The power sector is defined as a part of the fuel and energy sector related to the production, transmission, and distribution of, as well as trading in, electricity and heat. Electricity is the so-called “Base sector”, and thus has a significant impact on the development and competitiveness of other areas of the economy in a particular industry [
51] p. 53. This has its practical justification because the strong energy demand has been a phenomenon that has been noticeable for many years, not only in Europe but also all over the world. Data transmission via power lines is a pillar of the development of enterprises whose production systems, production automation, or teleinformation services are based on the existence of stable power networks. The power industry currently needs new sources of energy supply. This phenomenon gains additional significance at a time of drastically diminishing natural resources (conventional sources) and the need to search for new, but alternative (unconventional), energy sources.
The assessment was also influenced by the epidemiological situation related to the spread of the SARS-CoV-2 virus on a global scale [
52,
53,
54]. This event influenced the development of many branches of economies, which, on the one hand, contributed to the improvement of the effectiveness of new distribution and sales channels, and, on the other hand, contributed to the paralysis of those industries that were not able to cope with the new reality. With all these issues in mind, for a more complete understanding of the problem, the authors assessed the situation in the mergers and acquisitions market in 2021 [
55,
56,
57].
Changes in the energy system are closely related to ensuring energy security, understood as a guarantee of energy supplies and defined as the system’s resistance to exceptional and unpredictable events that may threaten the physical integrity of the energy flow or lead to an unstoppable increase in its price, regardless of economic grounds. Therefore, it is part of the national security system because reliable and constant access to energy sources, at costs that can be borne by society, is an essential element of any modern economy. More generally, energy security is such a state of the economy that ensures that the current and future customer demand for fuels and energy is covered in a technically and economically justified manner, with a minimal negative impact of the energy sector on the environment and living conditions of the society.

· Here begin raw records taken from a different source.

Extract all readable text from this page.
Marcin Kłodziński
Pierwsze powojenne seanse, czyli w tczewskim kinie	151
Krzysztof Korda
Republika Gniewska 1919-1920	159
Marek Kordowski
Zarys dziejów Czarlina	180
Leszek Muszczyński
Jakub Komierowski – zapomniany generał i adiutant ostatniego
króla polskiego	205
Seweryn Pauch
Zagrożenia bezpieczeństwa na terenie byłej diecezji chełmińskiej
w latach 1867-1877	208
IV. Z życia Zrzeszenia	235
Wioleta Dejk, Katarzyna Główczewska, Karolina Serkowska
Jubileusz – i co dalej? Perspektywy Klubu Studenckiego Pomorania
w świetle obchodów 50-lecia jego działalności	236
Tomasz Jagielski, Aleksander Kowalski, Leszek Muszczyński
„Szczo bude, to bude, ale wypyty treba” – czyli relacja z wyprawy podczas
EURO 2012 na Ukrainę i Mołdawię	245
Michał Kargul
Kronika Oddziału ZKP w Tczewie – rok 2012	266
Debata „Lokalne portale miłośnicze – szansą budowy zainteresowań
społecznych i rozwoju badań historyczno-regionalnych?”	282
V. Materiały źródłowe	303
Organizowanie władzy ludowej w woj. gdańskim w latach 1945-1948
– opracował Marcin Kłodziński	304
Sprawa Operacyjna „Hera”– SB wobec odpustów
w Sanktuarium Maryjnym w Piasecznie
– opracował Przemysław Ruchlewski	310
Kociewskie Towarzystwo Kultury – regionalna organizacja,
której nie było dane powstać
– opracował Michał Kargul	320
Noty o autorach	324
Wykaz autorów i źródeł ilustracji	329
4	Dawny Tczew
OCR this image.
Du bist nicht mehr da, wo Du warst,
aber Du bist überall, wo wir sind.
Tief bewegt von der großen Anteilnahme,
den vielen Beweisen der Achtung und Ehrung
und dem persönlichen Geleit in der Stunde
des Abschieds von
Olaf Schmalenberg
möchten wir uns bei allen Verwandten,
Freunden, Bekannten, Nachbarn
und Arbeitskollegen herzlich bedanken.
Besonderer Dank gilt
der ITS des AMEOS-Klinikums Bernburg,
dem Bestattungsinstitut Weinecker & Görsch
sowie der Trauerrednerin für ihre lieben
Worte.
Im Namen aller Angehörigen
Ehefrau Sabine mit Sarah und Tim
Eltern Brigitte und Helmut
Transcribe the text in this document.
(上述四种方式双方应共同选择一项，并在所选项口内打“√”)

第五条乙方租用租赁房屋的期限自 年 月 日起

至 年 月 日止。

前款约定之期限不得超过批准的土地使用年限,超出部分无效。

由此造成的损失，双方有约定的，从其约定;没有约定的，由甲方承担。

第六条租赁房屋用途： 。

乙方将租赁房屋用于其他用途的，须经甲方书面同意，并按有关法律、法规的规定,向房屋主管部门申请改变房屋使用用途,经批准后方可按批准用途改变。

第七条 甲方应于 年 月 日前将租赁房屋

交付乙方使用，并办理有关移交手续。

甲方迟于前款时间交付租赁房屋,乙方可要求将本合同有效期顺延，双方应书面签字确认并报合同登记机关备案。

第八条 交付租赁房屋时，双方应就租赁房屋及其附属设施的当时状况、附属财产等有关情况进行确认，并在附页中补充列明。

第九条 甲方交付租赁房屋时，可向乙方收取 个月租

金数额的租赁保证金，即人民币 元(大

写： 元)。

For many years, a strong multi-energy concern has been created in Poland to meet the challenges related to the energy transformation of Poland. Effective integration within the group through mergers and acquisitions is key to this process. Of course, apart from the basic factors stimulating the achievement of an appropriate level of energy security in Poland, the availability of infrastructure, transport, and, finally, the concentration of suppliers is also important.
The answers to the questions and the verification of the research hypotheses were made based on numerous tables and charts.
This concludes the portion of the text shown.